August 12th, 2013 at 9:44 pm

 

Welcome to the Journey to the Crib Podcast.  We will have a blog discussion each week with each chapter.  This podcast covers Chapter Twenty-Seven: A Dozen Embryos, Who Will Stop This Madness? You, the listener, are invited to ask questions and make comments.  You can access the podcast here: http://podcast.longislandivf.com/?p=133

A Dozen Embryos, Who Will Stop This Madness?

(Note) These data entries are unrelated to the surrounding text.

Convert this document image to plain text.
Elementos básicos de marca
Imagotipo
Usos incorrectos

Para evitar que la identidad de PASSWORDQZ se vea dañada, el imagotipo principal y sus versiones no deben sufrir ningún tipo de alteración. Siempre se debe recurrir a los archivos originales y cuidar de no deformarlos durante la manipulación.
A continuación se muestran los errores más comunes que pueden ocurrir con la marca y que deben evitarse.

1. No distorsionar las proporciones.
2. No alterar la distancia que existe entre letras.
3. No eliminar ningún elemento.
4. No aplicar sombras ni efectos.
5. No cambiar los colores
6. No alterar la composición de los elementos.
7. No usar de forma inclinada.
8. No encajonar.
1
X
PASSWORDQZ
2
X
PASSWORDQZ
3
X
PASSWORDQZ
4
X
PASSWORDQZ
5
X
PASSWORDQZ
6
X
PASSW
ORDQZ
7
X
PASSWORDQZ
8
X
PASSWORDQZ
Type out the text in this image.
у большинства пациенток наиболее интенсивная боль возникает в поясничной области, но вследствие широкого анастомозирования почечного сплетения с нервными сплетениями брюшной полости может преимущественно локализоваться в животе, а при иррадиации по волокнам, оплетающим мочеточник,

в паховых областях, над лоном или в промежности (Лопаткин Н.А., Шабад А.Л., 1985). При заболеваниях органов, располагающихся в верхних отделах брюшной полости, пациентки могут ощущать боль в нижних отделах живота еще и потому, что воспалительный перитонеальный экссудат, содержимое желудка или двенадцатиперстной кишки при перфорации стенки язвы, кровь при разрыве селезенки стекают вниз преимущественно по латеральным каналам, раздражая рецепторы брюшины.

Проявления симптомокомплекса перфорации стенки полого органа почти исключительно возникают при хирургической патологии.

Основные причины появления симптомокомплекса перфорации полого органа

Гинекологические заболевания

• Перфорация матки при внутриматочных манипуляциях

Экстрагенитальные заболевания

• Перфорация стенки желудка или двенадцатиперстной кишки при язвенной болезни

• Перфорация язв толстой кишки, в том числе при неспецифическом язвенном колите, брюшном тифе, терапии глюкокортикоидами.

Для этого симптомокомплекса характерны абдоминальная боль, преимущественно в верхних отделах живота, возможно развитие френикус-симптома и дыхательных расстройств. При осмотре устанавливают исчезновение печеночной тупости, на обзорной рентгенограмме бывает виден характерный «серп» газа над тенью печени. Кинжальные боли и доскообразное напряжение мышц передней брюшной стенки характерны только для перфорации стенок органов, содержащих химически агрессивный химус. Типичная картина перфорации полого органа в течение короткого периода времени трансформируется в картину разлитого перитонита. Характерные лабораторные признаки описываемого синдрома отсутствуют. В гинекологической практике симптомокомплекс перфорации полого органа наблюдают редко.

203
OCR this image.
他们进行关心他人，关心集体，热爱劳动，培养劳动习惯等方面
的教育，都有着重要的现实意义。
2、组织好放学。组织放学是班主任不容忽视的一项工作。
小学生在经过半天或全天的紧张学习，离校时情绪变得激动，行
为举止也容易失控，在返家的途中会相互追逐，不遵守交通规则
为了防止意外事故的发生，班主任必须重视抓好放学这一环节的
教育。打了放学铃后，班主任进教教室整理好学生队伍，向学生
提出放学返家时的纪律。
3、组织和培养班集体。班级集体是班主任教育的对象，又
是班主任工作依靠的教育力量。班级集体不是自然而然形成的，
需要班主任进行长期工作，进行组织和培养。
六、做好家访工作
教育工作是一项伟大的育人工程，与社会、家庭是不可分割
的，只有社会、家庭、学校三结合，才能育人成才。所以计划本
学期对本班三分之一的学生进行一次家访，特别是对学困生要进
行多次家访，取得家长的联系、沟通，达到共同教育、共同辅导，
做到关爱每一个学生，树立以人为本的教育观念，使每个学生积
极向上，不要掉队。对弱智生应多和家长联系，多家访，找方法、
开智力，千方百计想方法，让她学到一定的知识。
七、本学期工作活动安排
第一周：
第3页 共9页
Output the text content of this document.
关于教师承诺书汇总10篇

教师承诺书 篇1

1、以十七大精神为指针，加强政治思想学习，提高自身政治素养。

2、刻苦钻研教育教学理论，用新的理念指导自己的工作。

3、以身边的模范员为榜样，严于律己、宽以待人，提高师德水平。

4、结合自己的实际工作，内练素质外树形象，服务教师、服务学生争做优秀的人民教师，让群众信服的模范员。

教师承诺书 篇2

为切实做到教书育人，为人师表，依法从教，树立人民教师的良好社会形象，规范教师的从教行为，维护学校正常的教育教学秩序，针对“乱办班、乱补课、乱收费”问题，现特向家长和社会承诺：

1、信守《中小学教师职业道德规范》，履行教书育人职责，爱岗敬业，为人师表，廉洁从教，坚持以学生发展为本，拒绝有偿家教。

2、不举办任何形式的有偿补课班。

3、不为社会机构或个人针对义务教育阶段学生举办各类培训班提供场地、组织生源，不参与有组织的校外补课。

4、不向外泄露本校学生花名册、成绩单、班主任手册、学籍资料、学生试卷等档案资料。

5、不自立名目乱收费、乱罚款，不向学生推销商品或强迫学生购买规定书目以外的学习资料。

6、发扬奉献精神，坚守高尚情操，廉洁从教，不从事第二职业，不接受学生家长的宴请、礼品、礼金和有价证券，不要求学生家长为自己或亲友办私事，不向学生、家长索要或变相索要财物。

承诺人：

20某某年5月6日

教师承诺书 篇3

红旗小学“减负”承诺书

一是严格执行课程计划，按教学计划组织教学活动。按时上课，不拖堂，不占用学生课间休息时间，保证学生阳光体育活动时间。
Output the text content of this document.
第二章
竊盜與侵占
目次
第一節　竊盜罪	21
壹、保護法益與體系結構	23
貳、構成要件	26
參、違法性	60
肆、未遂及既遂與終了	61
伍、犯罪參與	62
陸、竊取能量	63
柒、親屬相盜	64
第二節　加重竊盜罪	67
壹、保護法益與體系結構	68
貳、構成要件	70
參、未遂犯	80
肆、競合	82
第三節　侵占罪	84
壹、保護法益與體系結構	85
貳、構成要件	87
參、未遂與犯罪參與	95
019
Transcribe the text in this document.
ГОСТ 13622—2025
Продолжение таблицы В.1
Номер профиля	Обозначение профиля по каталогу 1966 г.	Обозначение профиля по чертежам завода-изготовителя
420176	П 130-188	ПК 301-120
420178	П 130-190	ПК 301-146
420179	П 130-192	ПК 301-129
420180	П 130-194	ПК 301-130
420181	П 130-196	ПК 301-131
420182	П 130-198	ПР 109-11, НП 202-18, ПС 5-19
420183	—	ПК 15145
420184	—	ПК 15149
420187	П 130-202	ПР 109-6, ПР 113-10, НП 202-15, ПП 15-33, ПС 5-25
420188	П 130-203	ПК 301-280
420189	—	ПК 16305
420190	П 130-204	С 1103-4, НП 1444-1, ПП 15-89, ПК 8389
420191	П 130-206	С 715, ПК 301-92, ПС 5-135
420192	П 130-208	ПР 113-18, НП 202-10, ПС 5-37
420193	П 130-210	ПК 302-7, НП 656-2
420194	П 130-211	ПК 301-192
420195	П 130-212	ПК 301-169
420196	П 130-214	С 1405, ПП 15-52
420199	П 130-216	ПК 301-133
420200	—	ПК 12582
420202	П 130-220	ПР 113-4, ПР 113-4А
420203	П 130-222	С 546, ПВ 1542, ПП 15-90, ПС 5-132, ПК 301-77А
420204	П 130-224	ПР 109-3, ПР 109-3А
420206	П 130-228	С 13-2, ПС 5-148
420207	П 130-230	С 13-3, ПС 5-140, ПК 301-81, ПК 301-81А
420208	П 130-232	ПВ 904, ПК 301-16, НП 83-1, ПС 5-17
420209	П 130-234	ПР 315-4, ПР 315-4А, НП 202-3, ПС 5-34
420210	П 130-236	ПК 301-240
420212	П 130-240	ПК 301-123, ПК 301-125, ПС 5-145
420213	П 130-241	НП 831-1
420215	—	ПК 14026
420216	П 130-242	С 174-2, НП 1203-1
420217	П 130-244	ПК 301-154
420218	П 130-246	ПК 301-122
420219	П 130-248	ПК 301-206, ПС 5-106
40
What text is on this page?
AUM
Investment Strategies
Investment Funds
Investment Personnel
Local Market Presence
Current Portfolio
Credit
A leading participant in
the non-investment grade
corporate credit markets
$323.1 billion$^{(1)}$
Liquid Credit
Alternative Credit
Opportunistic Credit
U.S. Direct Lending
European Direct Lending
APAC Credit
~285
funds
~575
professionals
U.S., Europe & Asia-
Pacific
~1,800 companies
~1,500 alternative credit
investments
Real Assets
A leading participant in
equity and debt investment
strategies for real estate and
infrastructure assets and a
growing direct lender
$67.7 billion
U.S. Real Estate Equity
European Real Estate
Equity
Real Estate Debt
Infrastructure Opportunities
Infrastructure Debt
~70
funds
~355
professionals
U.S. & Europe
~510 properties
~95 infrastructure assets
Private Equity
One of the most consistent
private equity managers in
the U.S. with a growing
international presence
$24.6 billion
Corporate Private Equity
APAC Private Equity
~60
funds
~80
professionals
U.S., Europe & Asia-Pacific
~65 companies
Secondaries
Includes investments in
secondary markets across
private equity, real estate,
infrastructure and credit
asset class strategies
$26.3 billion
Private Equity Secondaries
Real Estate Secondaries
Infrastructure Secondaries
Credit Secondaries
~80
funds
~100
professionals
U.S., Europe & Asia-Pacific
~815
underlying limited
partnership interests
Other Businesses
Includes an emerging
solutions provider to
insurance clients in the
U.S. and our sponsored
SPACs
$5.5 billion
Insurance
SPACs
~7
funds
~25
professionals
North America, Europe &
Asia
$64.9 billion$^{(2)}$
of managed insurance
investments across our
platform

When I wrote this chapter, the news of the day was that an IVF clinic had transferred 12 embryos.  In fact, it was learned weeks later that this was a hoax.  However, in the wake of Octomom, where 8 embryos were transferred, I felt there was still an important lesson to be learned especially since insurance companies often insist that a patient try multiple cycles of intrauterine insemination (IUI) before covering IVF… if they cover it at all. 

 

In fact, gonadotropin hormones in conjunction with IUI offers a 35% risk of multiple pregnancy including a 5% risk of triplets or more.  After obtaining six fetuses after one such cycle, I became very wary of offering gonadotropin IUI cycles to my patients.

 

Yet, this is what our insurance companies are covering rather than the safer IVF where only 1 or 2 embryos can be transferred at a time.

 

When we do an IUI, as many eggs that ovulate can implant resulting in a high risk multiple pregnancy.  I believe that it is not until we discourage the use of gonadotropins without IVF by offering a regulated covered alternative will we eliminate these risky multiples.

 

Until then, all of us including society, the government, insurance companies and employers are to blame for letting these dangerous multiple pregnancies occur.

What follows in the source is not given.